To the point of choosing what arrangement works best for that mother and her baby – and the new family. Should it be “closed,” and no contact between the birht mom and the family after the birth? Or should it be “open” and have an agreed amount of contact that works best for both parties until the child becomes of age. In my experience, we chose an open adoption where I have contact with my daughter’s parents. I have watched her grow up doing the things she loves, like tap dancing, and excelling in academia. I’ve also watched her parents’ go through life threatening health challenges and even divorce – again, simply a different life experience than I would have provided. One I don’t regret at all for any of us involved. Every experience shapes us and has the opportunity to build our character if we allow it.
I know my daughter will grow to do amazing things with her life as I believe she was purposed to do. Just as my first born who is now twenty and newly in the Air Force has grown be a wonderful well-rounded young woman. Life has an amazing way about it – and I’m not that young indecisive girl anymore. I continue to make self-less choices so that other women can know that they are indeed significant no matter what cards life has dealt them.

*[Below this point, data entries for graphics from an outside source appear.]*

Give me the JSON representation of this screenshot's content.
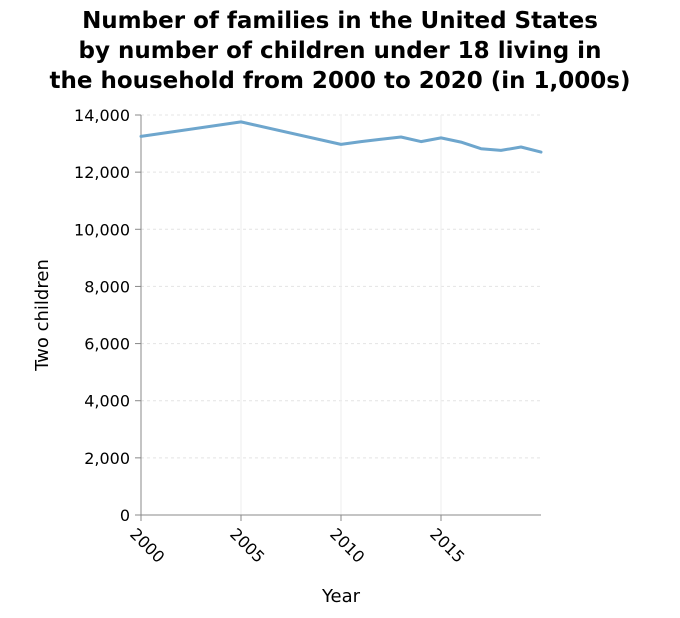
{
  "chart_data": {
    "type": "line",
    "title_lines": [
      "Number of families in the United States",
      "by number of children under 18 living in",
      "the household from 2000 to 2020 (in 1,000s)"
    ],
    "xlabel": "Year",
    "ylabel": "Two children",
    "xlim": [
      2000,
      2020
    ],
    "ylim": [
      0,
      14000
    ],
    "x_ticks": [
      2000,
      2005,
      2010,
      2015
    ],
    "x_tick_labels": [
      "2000",
      "2005",
      "2010",
      "2015"
    ],
    "y_ticks": [
      0,
      2000,
      4000,
      6000,
      8000,
      10000,
      12000,
      14000
    ],
    "y_tick_labels": [
      "0",
      "2,000",
      "4,000",
      "6,000",
      "8,000",
      "10,000",
      "12,000",
      "14,000"
    ],
    "grid": true,
    "line_color": "#6ea6cd",
    "series": [
      {
        "x": [
          2000,
          2005,
          2010,
          2011,
          2012,
          2013,
          2014,
          2015,
          2016,
          2017,
          2018,
          2019,
          2020
        ],
        "values": [
          13250,
          13760,
          12970,
          13070,
          13150,
          13230,
          13070,
          13200,
          13050,
          12820,
          12760,
          12880,
          12700
        ]
      }
    ]
  }
}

As CEO of Women Recharged, it is my mission to continue to positively impact the lives of all women both personally and professionally. I want the world to know that we (mothers) are all significant and the individual commonalties that we share are the difficult choices and sacrifices we make for our children that begins before birth. On this Mother’s Day and every year after, just whisper a silent prayer of gratitude for moms who make loving responsible choices for their children, even if that means letting someone else raise them.